Ils parlent « langages de code » comme d’autres feraient le récit de leurs dernières conquêtes. « Je suis tombé amoureux de Ruby [un langage de programmation] dès que je suis arrivé ici, lance Moses Okemwa, les yeux brillants et les mains agitées. « C’était tellement clair, tellement bien fait ! Mais ensuite j’ai découvert Python, Android, Java ! », liste gaiement ce jeune homme de 27 ans en pull à capuche gris, arborant une barbe courte et des petites lunettes noires.

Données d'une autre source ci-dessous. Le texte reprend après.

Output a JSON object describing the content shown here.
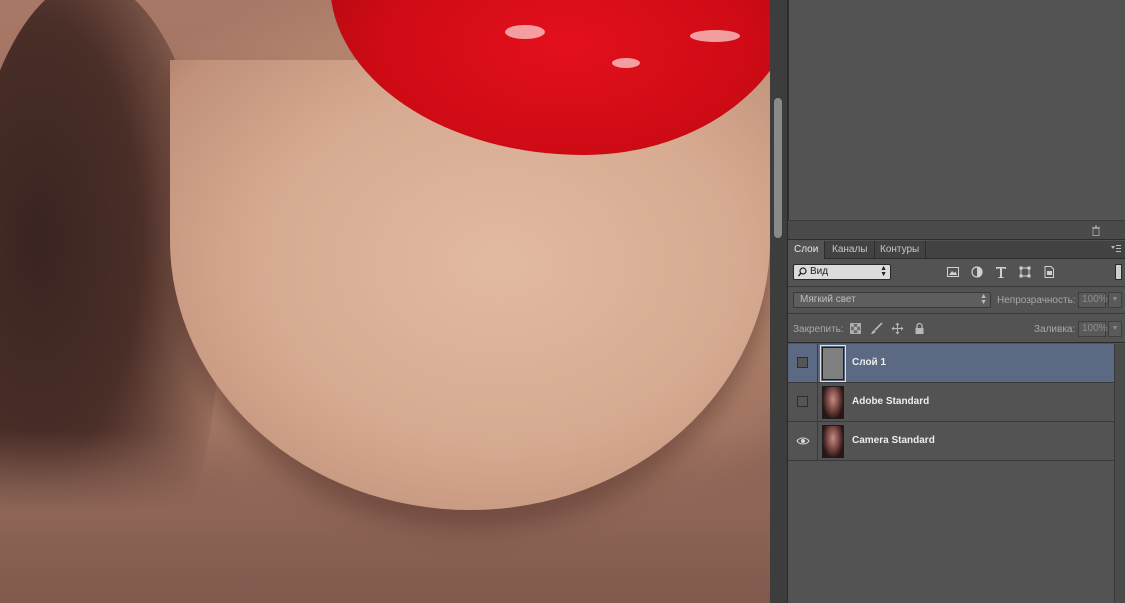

Présentation de notre série : La classe africaine

Sa ferveur est partagée. A l’école Moringa de Nairobi, les étudiants affichent le sentiment d’être au bon endroit, au bon moment. Si Moses n’a jamais quitté cet établissement où il est devenu professeur, la majorité des jeunes qui pianotent aujourd’hui sur leur ordinateur portable, répartis en petits groupes ou isolés sur des sofas bricolés avec des palettes, rejoindront d’ici quelques semaines les start-up qui fleurissent dans la vibrante capitale kényane.

Infographie "Le Monde"

« Emmagasiner le plus possible ! »

Audrey Cheng, une ancienne du fonds d’amorçage local Savannah Fund, a cofondé cette école privée sur le constat d’un déficit de main-d’œuvre qualifiée. « Les start-up que je finançais manquaient cruellement de compétences. J’ai même rencontré une société qui faisait venir ses développeurs d’Inde ! », raconte cette Américaine qui a lancé Moringa en 2014 avec Frank Tamre, un Kényan alors salarié chez Intel.

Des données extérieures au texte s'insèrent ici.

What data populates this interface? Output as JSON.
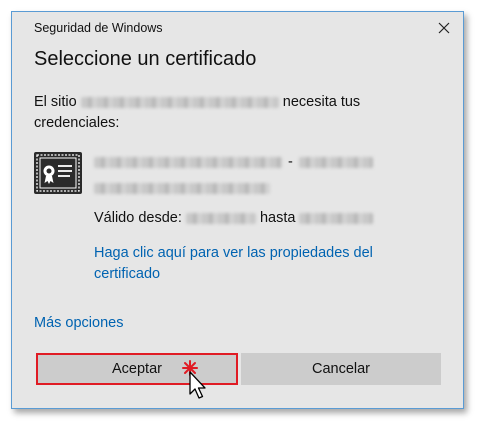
{
  "window": {
    "title": "Seguridad de Windows"
  },
  "dialog": {
    "heading": "Seleccione un certificado",
    "site_prefix": "El sitio",
    "site_suffix": "necesita tus credenciales:"
  },
  "certificate": {
    "name_separator": "-",
    "valid_from_label": "Válido desde:",
    "valid_to_label": "hasta",
    "properties_link": "Haga clic aquí para ver las propiedades del certificado"
  },
  "footer": {
    "more_options_link": "Más opciones",
    "accept_label": "Aceptar",
    "cancel_label": "Cancelar"
  },
  "colors": {
    "dialog_background": "#e6e6e6",
    "window_border": "#5a9bd4",
    "link": "#0063b1",
    "button": "#cccccc",
    "highlight": "#e01b24"
  },
  "icons": [
    "close-icon",
    "certificate-icon",
    "click-star-icon",
    "mouse-cursor-icon"
  ]
}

Depuis, l’école a formé 500 élèves, pour lesquels elle revendique un taux de placement de 95 %. Un chiffre rare dans un pays où le chômage des jeunes est un fléau, notamment chez les diplômés. « A la sortie de l’université, nous ne connaissons que la théorie, ici j’acquiers des compétences techniques », argumente Peter Maina. Après une expérience décevante dans une banque d’Eldoret, au nord-est du pays, ce jeune homme de 28 ans rêve d’intégrer une start-up pour « évoluer et grandir avec elle ».

Les élèves déboursent 1 600 dollars (1 300 euros) pour devenir développeur en seulement vingt semaines. Intensif. Virginia Ndung’u, 23 ans, admet que les premiers jours furent « difficiles » : « On part de zéro. Mais on s’en sort, pas à pas, et comme la formation est courte, on emmagasine le plus possible» Focalisée sur des cas pratiques, la formation veut pousser à l’autonomie et à la ténacité. « Quand ils arrivent, ils ne savent même pas ce que signifie html, et à la fin, ils m’apprennent des techniques que je ne connaissais pas ! », savoure Moses.

Ciblage du marché local

A la sortie de l’école, les étudiants espèrent gagner entre 40 000 et 60 000 shillings mensuels (320 à 480 euros), soit le salaire plancher de la classe moyenne. Contrairement à des écoles concurrentes comme Andela, un programme financé par Mark Zuckerberg qui place majoritairement ses diplômés auprès d’entreprises américaines, Moringa se focalise sur le marché local. Un positionnement qui a séduit Khalid Hashi, jusqu’ici salarié de l’entreprise familiale, dans la ville côtière de Mombasa. « Mon but est de développer mon savoir-faire ici pour en faire aussi bénéficier ma communauté », souligne ce Kényan somali qui rêve de monter un jour sa propre école de codage sur la côte.

Ces compétences sont en effet recherchées bien au-delà du digital, un secteur restreint. « Les banques et les industries ont aussi besoin de développeurs et de plus en plus d’entreprises s’installent ici », affirme ainsi Audrey Cheng.

Son constat dépasse largement les frontières du Kenya. L’entreprise, qui ne dévoile pas son chiffre d’affaires, lève actuellement « plusieurs millions de dollars » afin d’installer ses propres écoles ailleurs en Afrique. Elle se limitait jusqu’ici à des partenariats. Et via un programme financé par la Banque mondiale, elle fera cette année ses débuts dans la province de Khyber Pakhtunkhwa, au Pakistan.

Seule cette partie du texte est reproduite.